The Chartered Institute of Purchasing and Supply/NTC activity index - covering businesses ranging from hotels to financial services - rose to 57.7 last month from 57.2 in May. That was the highest since January and wrong-footed analysts who had expected a pullback to 57.
Particularly worrying for the Bank of England will be a rise in both input and output price inflation.

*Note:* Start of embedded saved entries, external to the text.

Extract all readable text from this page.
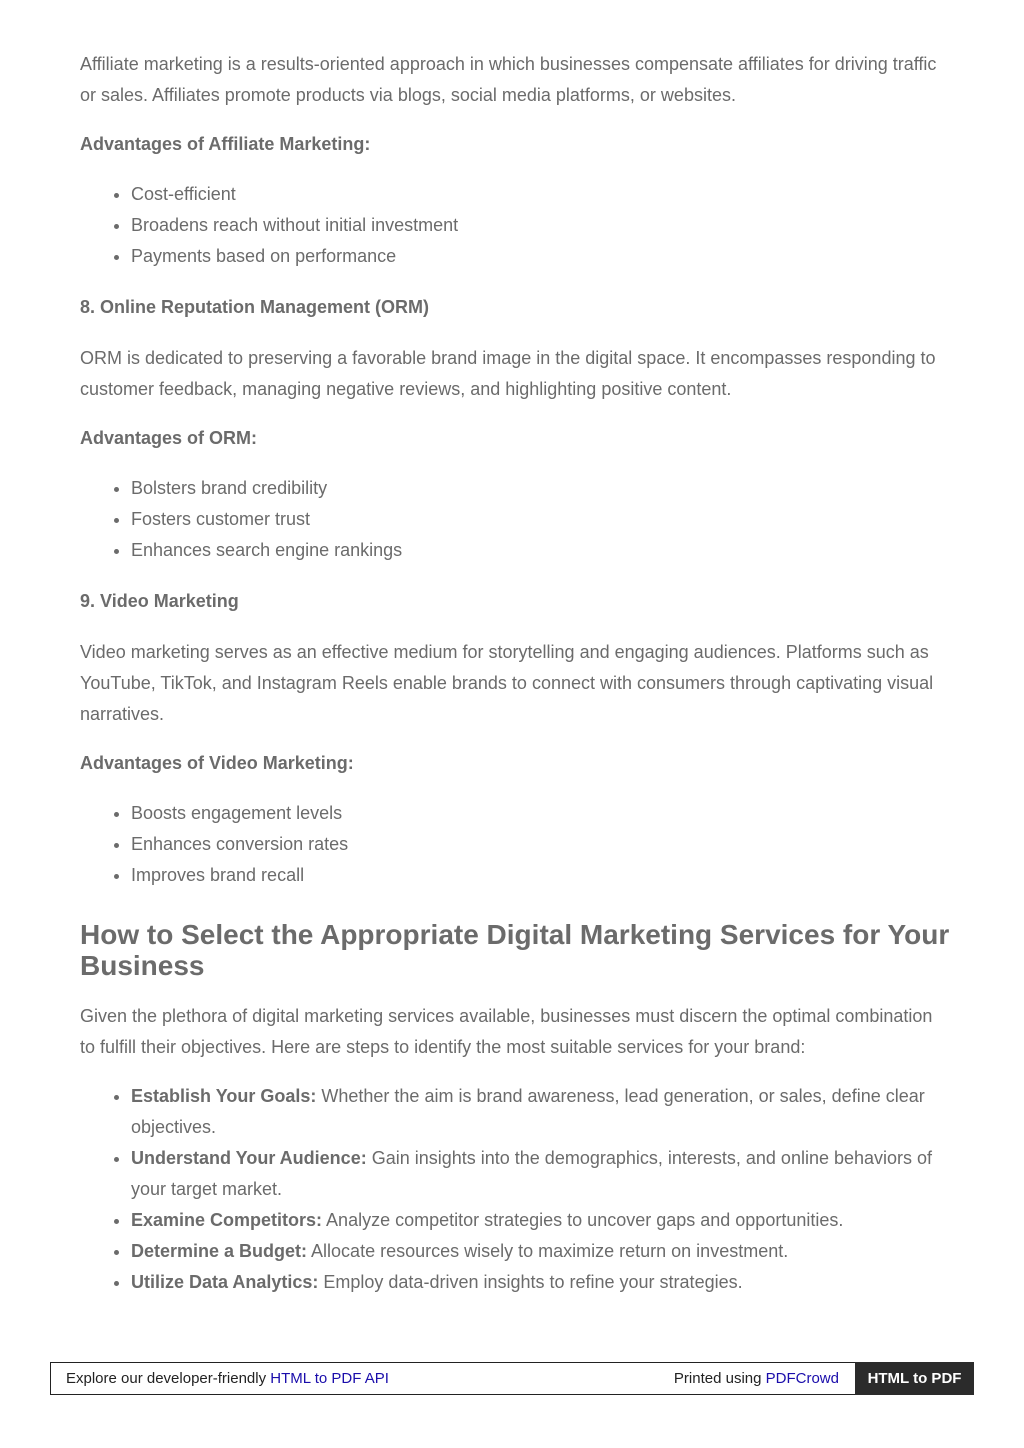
Affiliate marketing is a results-oriented approach in which businesses compensate affiliates for driving traffic or sales. Affiliates promote products via blogs, social media platforms, or websites.

Advantages of Affiliate Marketing:

• Cost-efficient
• Broadens reach without initial investment
• Payments based on performance

8. Online Reputation Management (ORM)

ORM is dedicated to preserving a favorable brand image in the digital space. It encompasses responding to customer feedback, managing negative reviews, and highlighting positive content.

Advantages of ORM:

• Bolsters brand credibility
• Fosters customer trust
• Enhances search engine rankings

9. Video Marketing

Video marketing serves as an effective medium for storytelling and engaging audiences. Platforms such as YouTube, TikTok, and Instagram Reels enable brands to connect with consumers through captivating visual narratives.

Advantages of Video Marketing:

• Boosts engagement levels
• Enhances conversion rates
• Improves brand recall

How to Select the Appropriate Digital Marketing Services for Your Business

Given the plethora of digital marketing services available, businesses must discern the optimal combination to fulfill their objectives. Here are steps to identify the most suitable services for your brand:

• Establish Your Goals: Whether the aim is brand awareness, lead generation, or sales, define clear objectives.
• Understand Your Audience: Gain insights into the demographics, interests, and online behaviors of your target market.
• Examine Competitors: Analyze competitor strategies to uncover gaps and opportunities.
• Determine a Budget: Allocate resources wisely to maximize return on investment.
• Utilize Data Analytics: Employ data-driven insights to refine your strategies.
Explore our developer-friendly HTML to PDF API	Printed using PDFCrowd	HTML to PDF
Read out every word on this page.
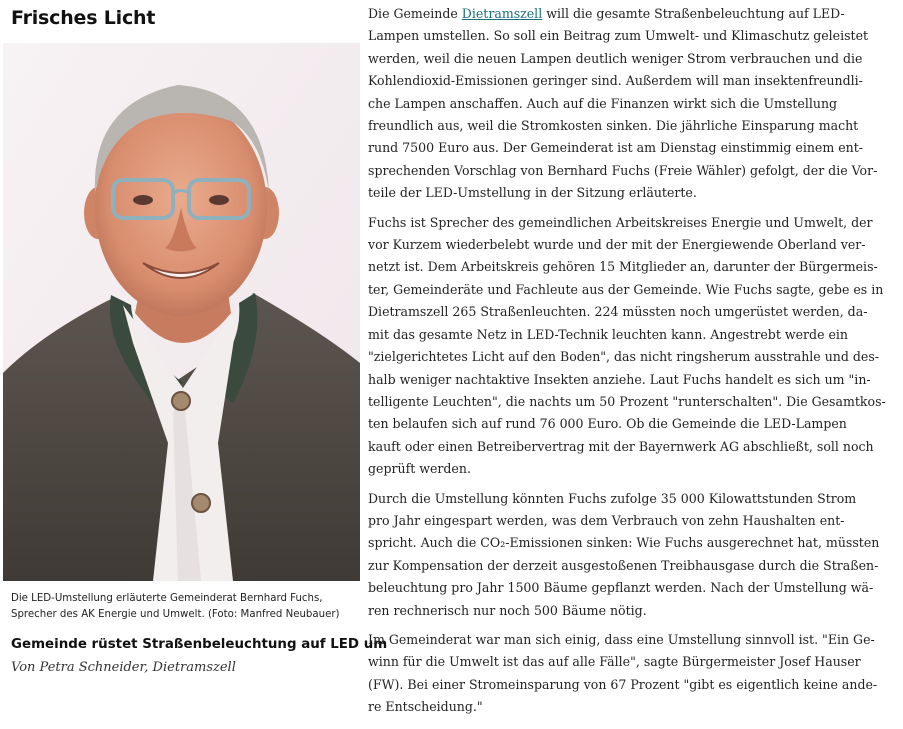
Frisches Licht
Die LED-Umstellung erläuterte Gemeinderat Bernhard Fuchs,
Sprecher des AK Energie und Umwelt. (Foto: Manfred Neubauer)
Gemeinde rüstet Straßenbeleuchtung auf LED um
Von Petra Schneider, Dietramszell

Die Gemeinde Dietramszell will die gesamte Straßenbeleuchtung auf LED-
Lampen umstellen. So soll ein Beitrag zum Umwelt- und Klimaschutz geleistet
werden, weil die neuen Lampen deutlich weniger Strom verbrauchen und die
Kohlendioxid-Emissionen geringer sind. Außerdem will man insektenfreundli-
che Lampen anschaffen. Auch auf die Finanzen wirkt sich die Umstellung
freundlich aus, weil die Stromkosten sinken. Die jährliche Einsparung macht
rund 7500 Euro aus. Der Gemeinderat ist am Dienstag einstimmig einem ent-
sprechenden Vorschlag von Bernhard Fuchs (Freie Wähler) gefolgt, der die Vor-
teile der LED-Umstellung in der Sitzung erläuterte.

Fuchs ist Sprecher des gemeindlichen Arbeitskreises Energie und Umwelt, der
vor Kurzem wiederbelebt wurde und der mit der Energiewende Oberland ver-
netzt ist. Dem Arbeitskreis gehören 15 Mitglieder an, darunter der Bürgermeis-
ter, Gemeinderäte und Fachleute aus der Gemeinde. Wie Fuchs sagte, gebe es in
Dietramszell 265 Straßenleuchten. 224 müssten noch umgerüstet werden, da-
mit das gesamte Netz in LED-Technik leuchten kann. Angestrebt werde ein
"zielgerichtetes Licht auf den Boden", das nicht ringsherum ausstrahle und des-
halb weniger nachtaktive Insekten anziehe. Laut Fuchs handelt es sich um "in-
telligente Leuchten", die nachts um 50 Prozent "runterschalten". Die Gesamtkos-
ten belaufen sich auf rund 76 000 Euro. Ob die Gemeinde die LED-Lampen
kauft oder einen Betreibervertrag mit der Bayernwerk AG abschließt, soll noch
geprüft werden.

Durch die Umstellung könnten Fuchs zufolge 35 000 Kilowattstunden Strom
pro Jahr eingespart werden, was dem Verbrauch von zehn Haushalten ent-
spricht. Auch die CO₂-Emissionen sinken: Wie Fuchs ausgerechnet hat, müssten
zur Kompensation der derzeit ausgestoßenen Treibhausgase durch die Straßen-
beleuchtung pro Jahr 1500 Bäume gepflanzt werden. Nach der Umstellung wä-
ren rechnerisch nur noch 500 Bäume nötig.

Im Gemeinderat war man sich einig, dass eine Umstellung sinnvoll ist. "Ein Ge-
winn für die Umwelt ist das auf alle Fälle", sagte Bürgermeister Josef Hauser
(FW). Bei einer Stromeinsparung von 67 Prozent "gibt es eigentlich keine ande-
re Entscheidung."
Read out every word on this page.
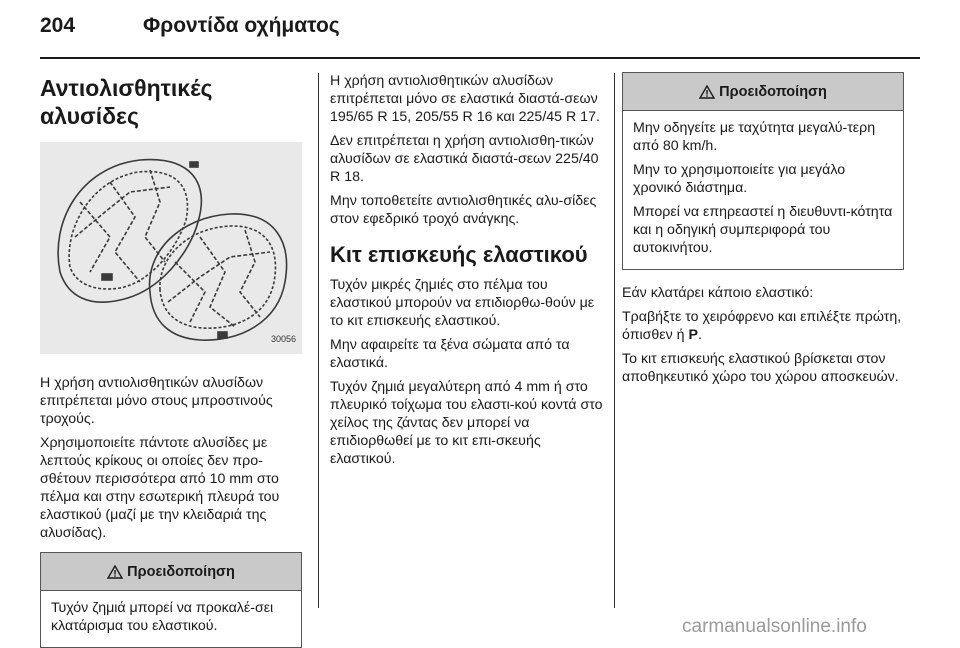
204	Φροντίδα οχήματος
Αντιολισθητικές αλυσίδες
30056

Η χρήση αντιολισθητικών αλυσίδων επιτρέπεται μόνο στους μπροστινούς τροχούς.

Χρησιμοποιείτε πάντοτε αλυσίδες με λεπτούς κρίκους οι οποίες δεν προ-σθέτουν περισσότερα από 10 mm στο πέλμα και στην εσωτερική πλευρά του ελαστικού (μαζί με την κλειδαριά της αλυσίδας).

Προειδοποίηση

Τυχόν ζημιά μπορεί να προκαλέ-σει κλατάρισμα του ελαστικού.

Η χρήση αντιολισθητικών αλυσίδων επιτρέπεται μόνο σε ελαστικά διαστά-σεων 195/65 R 15, 205/55 R 16 και 225/45 R 17.

Δεν επιτρέπεται η χρήση αντιολισθη-τικών αλυσίδων σε ελαστικά διαστά-σεων 225/40 R 18.

Μην τοποθετείτε αντιολισθητικές αλυ-σίδες στον εφεδρικό τροχό ανάγκης.

Κιτ επισκευής ελαστικού

Τυχόν μικρές ζημιές στο πέλμα του ελαστικού μπορούν να επιδιορθω-θούν με το κιτ επισκευής ελαστικού.

Μην αφαιρείτε τα ξένα σώματα από τα ελαστικά.

Τυχόν ζημιά μεγαλύτερη από 4 mm ή στο πλευρικό τοίχωμα του ελαστι-κού κοντά στο χείλος της ζάντας δεν μπορεί να επιδιορθωθεί με το κιτ επι-σκευής ελαστικού.

Προειδοποίηση

Μην οδηγείτε με ταχύτητα μεγαλύ-τερη από 80 km/h.

Μην το χρησιμοποιείτε για μεγάλο χρονικό διάστημα.

Μπορεί να επηρεαστεί η διευθυντι-κότητα και η οδηγική συμπεριφορά του αυτοκινήτου.

Εάν κλατάρει κάποιο ελαστικό:

Τραβήξτε το χειρόφρενο και επιλέξτε πρώτη, όπισθεν ή P.

Το κιτ επισκευής ελαστικού βρίσκεται στον αποθηκευτικό χώρο του χώρου αποσκευών.

carmanualsonline.info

The input price index rose to 58.8 from 58.3, the highest since March, while the output price index rose even more strongly to 53.3 from 52.5.
"This survey adds further justification to tomorrow's expected rate hike and a continuation of growth and price pressures at these levels could support further action ahead," said George Buckley, economist at Deutsche Bank.
Britain's central bank is concerned strong demand and capacity constraints are continuing to exert upward pressure on prices despite four interest rate rises in under a year.
Its Monetary Policy Committee is expected to raise interest rates again tomorrow to 5.75 per cent, their highest in more than six years.
The strength of Britain's services sector, which makes up around three-quarters of the economy, may persuade even some of the dovish members on the committee the economy can withstand higher borrowing costs.
The new business index rose to 59.6 last month, its highest since November, while the outstanding business index rose to 52, its highest since December. The employment index rose to 54.5, its highest since February and well above its long-run average.
"The most notable movement in June was the acceleration in new business growth to a seven-month high, which suggests a possible pick-up in activity growth later in the year," said Andrew Grantham, economist at NTC.